Correlation Between X FAB and Chunghwa Telecom
Can any of the company-specific risk be diversified away by investing in both X FAB and Chunghwa Telecom at the same time? Although using a correlation coefficient on its own may not help to predict future stock returns, this module helps to understand the diversifiable risk of combining X FAB and Chunghwa Telecom into the same portfolio, which is an essential part of the fundamental portfolio management process.
By analyzing existing cross correlation between X FAB Silicon Foundries and Chunghwa Telecom Co, you can compare the effects of market volatilities on X FAB and Chunghwa Telecom and check how they will diversify away market risk if combined in the same portfolio for a given time horizon. You can also utilize pair trading strategies of matching a long position in X FAB with a short position of Chunghwa Telecom. Check out your portfolio center.

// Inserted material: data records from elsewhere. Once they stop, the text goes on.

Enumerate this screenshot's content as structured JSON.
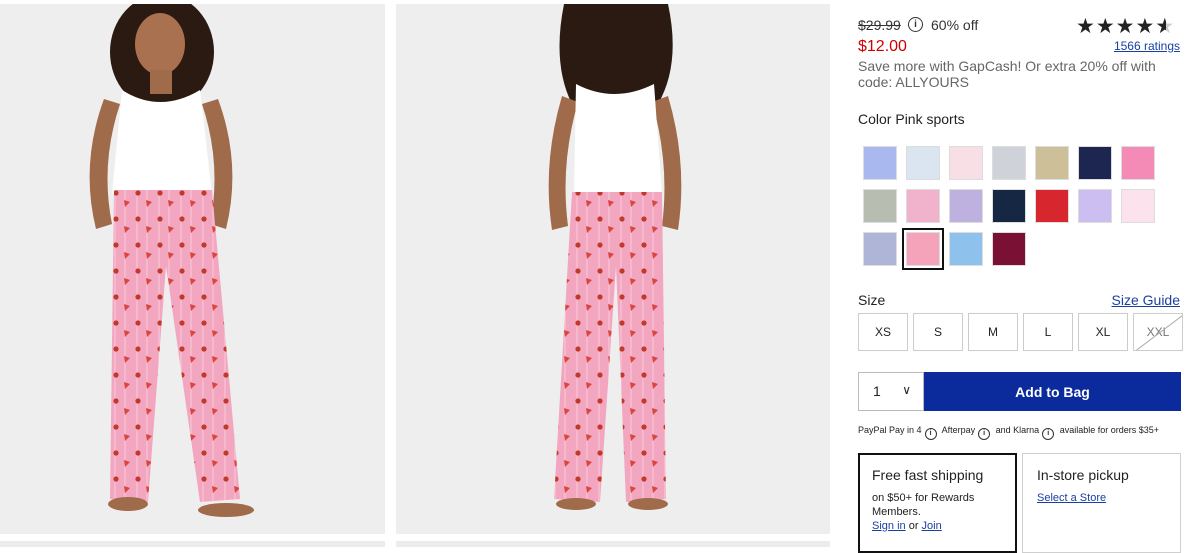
{
  "pricing": {
    "original_price": "$29.99",
    "discount_label": "60% off",
    "sale_price": "$12.00",
    "promo_text": "Save more with GapCash! Or extra 20% off with code: ALLYOURS"
  },
  "rating": {
    "value": 4.5,
    "count_label": "1566 ratings"
  },
  "color": {
    "label": "Color",
    "selected_name": "Pink sports",
    "swatch_names": [
      "blue-stripe",
      "light-blue-print",
      "pink-hearts",
      "gray-heart",
      "khaki-stripe",
      "navy-dots",
      "pink-stripe",
      "gray-plaid",
      "pink-cherries",
      "purple-plaid",
      "navy-floral",
      "red-plaid",
      "lavender-print",
      "light-pink-print",
      "navy-stripe",
      "pink-sports",
      "blue-rainbow",
      "burgundy-print"
    ],
    "swatch_colors": [
      "#a9b8ee",
      "#dbe4f1",
      "#f8dfe5",
      "#cfd2d9",
      "#cdbf98",
      "#1c2650",
      "#f48bb6",
      "#b8bdb2",
      "#f1b3cc",
      "#bfb1df",
      "#162744",
      "#d8262f",
      "#cdbef2",
      "#fbe2ec",
      "#aeb5d6",
      "#f5a3bb",
      "#8ec2ec",
      "#7a1033"
    ],
    "selected_index": 15
  },
  "size": {
    "label": "Size",
    "guide_label": "Size Guide",
    "options": [
      "XS",
      "S",
      "M",
      "L",
      "XL",
      "XXL"
    ],
    "unavailable": [
      "XXL"
    ]
  },
  "cart": {
    "quantity": "1",
    "add_label": "Add to Bag"
  },
  "payment": {
    "paypal": "PayPal Pay in 4",
    "afterpay": "Afterpay",
    "and": "and",
    "klarna": "Klarna",
    "note": "available for orders $35+"
  },
  "shipping": {
    "title": "Free fast shipping",
    "text": "on $50+ for Rewards Members.",
    "signin": "Sign in",
    "or": "or",
    "join": "Join"
  },
  "pickup": {
    "title": "In-store pickup",
    "link": "Select a Store"
  },
  "colors": {
    "sale_red": "#d00000",
    "link_blue": "#1a3fa3",
    "button_navy": "#0b2a9c",
    "pants_pink": "#f2a4bd"
  }
}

Please also check ongoing floating volatility patterns of X FAB and Chunghwa Telecom.
Diversification Opportunities for X FAB and Chunghwa Telecom
-0.4 | Correlation Coefficient |
Very good diversification
The 3 months correlation between XFB and Chunghwa is -0.4. Overlapping area represents the amount of risk that can be diversified away by holding X FAB Silicon Foundries and Chunghwa Telecom Co in the same portfolio, assuming nothing else is changed. The correlation between historical prices or returns on Chunghwa Telecom and X FAB is a relative statistical measure of the degree to which these equity instruments tend to move together. The correlation coefficient measures the extent to which returns on X FAB Silicon Foundries are associated (or correlated) with Chunghwa Telecom. Values of the correlation coefficient range from -1 to +1, where. The correlation of zero (0) is possible when the price movement of Chunghwa Telecom has no effect on the direction of X FAB i.e., X FAB and Chunghwa Telecom go up and down completely randomly.
Pair Corralation between X FAB and Chunghwa Telecom
Assuming the 90 days trading horizon X FAB Silicon Foundries is expected to under-perform the Chunghwa Telecom. In addition to that, X FAB is 2.64 times more volatile than Chunghwa Telecom Co. It trades about -0.02 of its total potential returns per unit of risk. Chunghwa Telecom Co is currently generating about 0.04 per unit of volatility. If you would invest 3,126 in Chunghwa Telecom Co on September 3, 2024 and sell it today you would earn a total of 474.00 from holding Chunghwa Telecom Co or generate 15.16% return on investment over 90 days.
Time Period | 3 Months [change] |
Direction | Moves Against |
Strength | Very Weak |
Accuracy | 100.0% |
Values | Daily Returns |
X FAB Silicon Foundries vs. Chunghwa Telecom Co
Performance |
Timeline |
X FAB Silicon |
Chunghwa Telecom |
X FAB and Chunghwa Telecom Volatility Contrast
Predicted Return Density |
Returns |
Pair Trading with X FAB and Chunghwa Telecom
The main advantage of trading using opposite X FAB and Chunghwa Telecom positions is that it hedges away some unsystematic risk. Because of two separate transactions, even if X FAB position performs unexpectedly, Chunghwa Telecom can make up some of the losses. Pair trading also minimizes risk from directional movements in the market. For example, if an entire industry or sector drops because of unexpected headlines, the short position in Chunghwa Telecom will offset losses from the drop in Chunghwa Telecom's long position.The idea behind X FAB Silicon Foundries and Chunghwa Telecom Co pairs trading is to make the combined position market-neutral, meaning the overall market's direction will not affect its win or loss (or potential downside or upside). This can be achieved by designing a pairs trade with two highly correlated stocks or equities that operate in a similar space or sector, making it possible to obtain profits through simple and relatively low-risk investment.Chunghwa Telecom vs. INTERSHOP Communications Aktiengesellschaft | Chunghwa Telecom vs. Aozora Bank | Chunghwa Telecom vs. Solstad Offshore ASA | Chunghwa Telecom vs. BANKINTER ADR 2007 |
Check out your portfolio center.Note that this page's information should be used as a complementary analysis to find the right mix of equity instruments to add to your existing portfolios or create a brand new portfolio. You can also try the Premium Stories module to follow Macroaxis premium stories from verified contributors across different equity types, categories and coverage scope.